Scientists report they have uncovered the molecular causes of a congenital form of dilated cardiomyopathy (DCM), an often-fatal heart disorder. The study was conducted at the Perelman School of Medicine at the University of Pennsylvania, US. 

This inherited form of DCM is one of multiple congenital disorders known to be caused by inherited mutations in a gene called LMNA. The LMNA gene is active in most cell types and researchers have not understood why LMNA mutations affect particular organs such as the heart while sparing most other organs and tissues.

“We are now beginning to understand why patients with LMNA mutations have tissue-restricted disorders such as DCM even though the gene is expressed in most cell types,” said study co-senior author Assistant Professor Rajan Jain.

“Further work along these lines should enable us to predict how LMNA mutations will manifest in individual patients and ultimately we may be able to intervene with drugs to correct the genome disorganisation that these mutations cause,” said study co-senior author Professor Kiran Musunuru.

According to the researchers, the LMNA gene encodes proteins that form a lacy structure on the inner wall of the cell nucleus, where chromosomes full of coiled DNA are housed. This structure, known as the nuclear lamina, interacts with some parts of the genome, helping to regulate gene activity. However, the nuclear lamina is found in most cell types, yet the disruption of this cellular component by LMNA mutations causes only a handful of relatively specific clinical disorders, including a form of DCM, two forms of muscular dystrophy and a form of progeria. 
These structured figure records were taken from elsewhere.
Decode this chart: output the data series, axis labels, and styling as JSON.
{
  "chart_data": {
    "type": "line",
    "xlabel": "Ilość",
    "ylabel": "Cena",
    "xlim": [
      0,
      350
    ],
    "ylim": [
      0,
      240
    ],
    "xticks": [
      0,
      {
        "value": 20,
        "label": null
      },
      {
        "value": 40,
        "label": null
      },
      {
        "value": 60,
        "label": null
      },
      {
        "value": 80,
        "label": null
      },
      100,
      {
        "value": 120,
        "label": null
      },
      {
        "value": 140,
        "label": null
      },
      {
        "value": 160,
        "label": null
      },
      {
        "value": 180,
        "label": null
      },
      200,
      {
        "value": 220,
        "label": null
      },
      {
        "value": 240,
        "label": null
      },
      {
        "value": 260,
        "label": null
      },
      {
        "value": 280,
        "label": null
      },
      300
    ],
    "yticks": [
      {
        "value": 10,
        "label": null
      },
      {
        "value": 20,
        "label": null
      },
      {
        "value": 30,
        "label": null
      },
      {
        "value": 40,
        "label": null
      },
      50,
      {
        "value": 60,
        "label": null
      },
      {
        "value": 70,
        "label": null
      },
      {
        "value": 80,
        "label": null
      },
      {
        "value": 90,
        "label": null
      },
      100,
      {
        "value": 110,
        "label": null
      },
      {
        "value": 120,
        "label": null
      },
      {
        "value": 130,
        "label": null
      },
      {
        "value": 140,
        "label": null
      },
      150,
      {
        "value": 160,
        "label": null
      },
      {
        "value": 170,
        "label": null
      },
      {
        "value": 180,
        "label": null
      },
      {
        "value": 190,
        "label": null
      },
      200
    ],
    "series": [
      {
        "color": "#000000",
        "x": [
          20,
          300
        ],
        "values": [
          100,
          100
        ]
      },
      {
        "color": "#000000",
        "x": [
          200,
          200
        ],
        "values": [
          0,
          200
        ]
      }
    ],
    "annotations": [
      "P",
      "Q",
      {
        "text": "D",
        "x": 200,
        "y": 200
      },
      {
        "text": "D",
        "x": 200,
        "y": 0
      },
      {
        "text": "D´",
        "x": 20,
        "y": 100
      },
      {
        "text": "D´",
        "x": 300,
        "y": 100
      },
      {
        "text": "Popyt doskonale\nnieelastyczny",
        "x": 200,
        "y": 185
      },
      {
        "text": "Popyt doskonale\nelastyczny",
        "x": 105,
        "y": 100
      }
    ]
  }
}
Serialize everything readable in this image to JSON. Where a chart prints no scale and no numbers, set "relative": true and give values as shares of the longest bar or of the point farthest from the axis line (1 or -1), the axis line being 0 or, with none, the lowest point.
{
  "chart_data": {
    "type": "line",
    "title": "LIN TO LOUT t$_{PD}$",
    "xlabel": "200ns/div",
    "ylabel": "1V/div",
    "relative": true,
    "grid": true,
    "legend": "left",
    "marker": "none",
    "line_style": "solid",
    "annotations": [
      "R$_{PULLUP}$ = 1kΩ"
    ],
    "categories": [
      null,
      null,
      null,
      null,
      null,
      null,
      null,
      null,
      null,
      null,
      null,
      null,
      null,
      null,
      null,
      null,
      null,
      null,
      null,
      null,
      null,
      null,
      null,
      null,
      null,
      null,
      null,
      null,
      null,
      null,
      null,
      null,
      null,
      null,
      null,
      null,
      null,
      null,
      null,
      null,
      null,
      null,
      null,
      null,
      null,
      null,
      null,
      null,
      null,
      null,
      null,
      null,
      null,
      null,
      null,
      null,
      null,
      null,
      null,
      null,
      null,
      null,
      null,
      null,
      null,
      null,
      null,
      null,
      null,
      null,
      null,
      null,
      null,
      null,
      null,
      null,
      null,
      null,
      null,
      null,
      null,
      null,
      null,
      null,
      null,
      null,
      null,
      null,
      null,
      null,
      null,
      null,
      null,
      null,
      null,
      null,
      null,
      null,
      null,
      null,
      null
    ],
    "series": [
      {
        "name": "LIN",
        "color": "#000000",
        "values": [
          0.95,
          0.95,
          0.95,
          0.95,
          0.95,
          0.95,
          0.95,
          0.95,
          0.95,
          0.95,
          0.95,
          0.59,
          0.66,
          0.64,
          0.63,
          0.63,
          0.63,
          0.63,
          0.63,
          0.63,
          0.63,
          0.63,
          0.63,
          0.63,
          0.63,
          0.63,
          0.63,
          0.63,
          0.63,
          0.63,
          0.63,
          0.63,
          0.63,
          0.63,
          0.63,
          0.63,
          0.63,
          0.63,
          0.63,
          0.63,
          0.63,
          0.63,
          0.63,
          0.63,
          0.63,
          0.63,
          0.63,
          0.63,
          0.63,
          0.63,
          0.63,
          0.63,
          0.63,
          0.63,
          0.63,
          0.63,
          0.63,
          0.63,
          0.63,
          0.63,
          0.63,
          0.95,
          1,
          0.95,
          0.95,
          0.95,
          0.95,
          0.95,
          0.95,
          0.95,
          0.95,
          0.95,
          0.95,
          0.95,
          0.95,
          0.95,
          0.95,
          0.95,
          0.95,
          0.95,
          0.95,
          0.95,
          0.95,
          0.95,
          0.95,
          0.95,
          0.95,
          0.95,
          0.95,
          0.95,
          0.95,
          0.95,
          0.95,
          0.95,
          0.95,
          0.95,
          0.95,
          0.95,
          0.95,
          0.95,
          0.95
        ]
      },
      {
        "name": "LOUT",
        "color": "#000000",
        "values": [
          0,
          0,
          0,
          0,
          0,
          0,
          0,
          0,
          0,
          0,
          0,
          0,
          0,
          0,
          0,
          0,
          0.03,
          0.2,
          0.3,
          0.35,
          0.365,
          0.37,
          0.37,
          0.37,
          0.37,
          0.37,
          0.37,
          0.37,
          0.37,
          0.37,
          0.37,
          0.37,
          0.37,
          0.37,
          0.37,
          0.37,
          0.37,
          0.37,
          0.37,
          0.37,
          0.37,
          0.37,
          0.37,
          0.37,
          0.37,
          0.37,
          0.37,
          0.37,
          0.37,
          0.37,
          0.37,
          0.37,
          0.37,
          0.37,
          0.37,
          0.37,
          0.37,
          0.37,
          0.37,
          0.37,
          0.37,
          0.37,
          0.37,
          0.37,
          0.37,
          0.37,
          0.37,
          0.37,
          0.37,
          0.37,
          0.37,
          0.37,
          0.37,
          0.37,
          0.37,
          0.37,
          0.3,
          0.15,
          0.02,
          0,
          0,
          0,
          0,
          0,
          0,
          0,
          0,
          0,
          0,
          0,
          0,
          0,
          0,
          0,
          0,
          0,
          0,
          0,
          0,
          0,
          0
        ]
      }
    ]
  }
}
To better understand how LMNA mutations can cause DCM, the researchers took cells from a healthy human donor and used CRISPR gene-editing to create known DCM-causing LMNA mutations in each cell. They then used stem cell methods to turn these cells into heart muscle cells – cardiomyocytes – and, for comparison, liver and fat cells. 
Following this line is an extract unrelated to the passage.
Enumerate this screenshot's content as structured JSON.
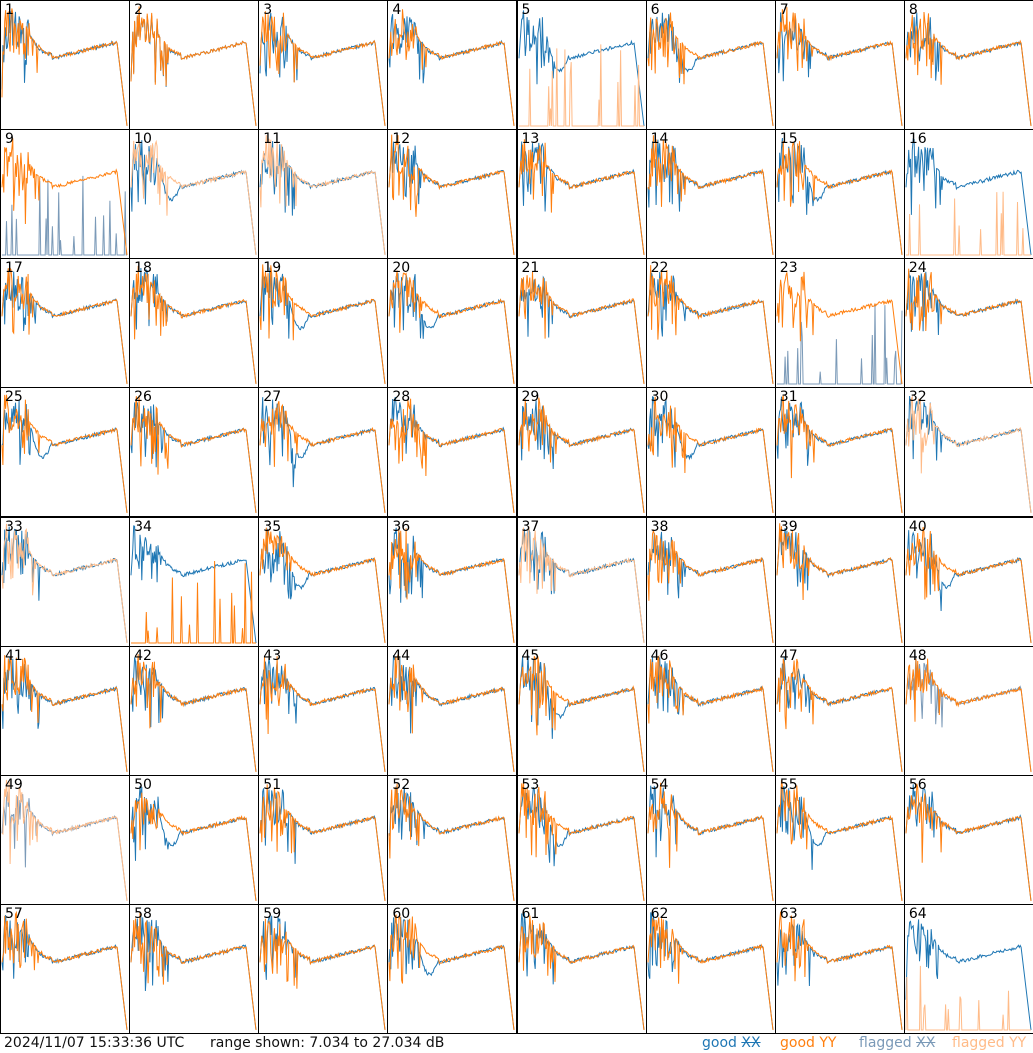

The researchers found that in the LMNA-mutant cardiomyocytes – but hardly at all in the other two cell types – the nuclear lamina had an altered appearance and did not connect to the genome in the usual way. This disruption of lamina-genome interactions led to a failure of normal gene regulation; many genes that should be switched off in heart muscle cells were active. The researchers examined cells taken from DCM patients with LMNA mutations and found similar abnormalities in gene activity.

The team found that the DCM-causing LMNA mutations had begun to alter the identity of cardiomyocytes, giving them features of other cell types. The LMNA-mutant cardiomyocytes also had another defect seen in patients with LMNA-linked DCM – the heart muscle cells had lost much of the mechanical elasticity that normally allows them to contract and stretch as needed. The same deficiency was not seen in the LMNA-mutant liver and fat cells.

Research is ongoing to understand whether changes in elasticity in the heart cells with LMNA mutations occurs prior to changes in genome organisation, or whether the genome interactions at the lamina help ensure proper elasticity. Their experiments did suggest an explanation for the differences between the lamina-genome connections being badly disrupted in LMNA-mutant cardiomyocytes but not so much in LMNA-mutant liver and fat cells. Every cell type uses a distinct pattern of chemical marks on its genome, called epigenetic marks, to programme its patterns of gene activity and this pattern in cardiomyocytes apparently results in lamina-genome interactions that are especially vulnerable to disruption in the presence of certain LMNA mutations.

“The findings reveal the likely importance of the nuclear lamina in regulating cell identity and the physical organisation of the genome,” Jain said. “This also opens up new avenues of research that could one day lead to the successful treatment or prevention of LMNA-mutations and related disorders.”

The study was published in Cell Stem Cell.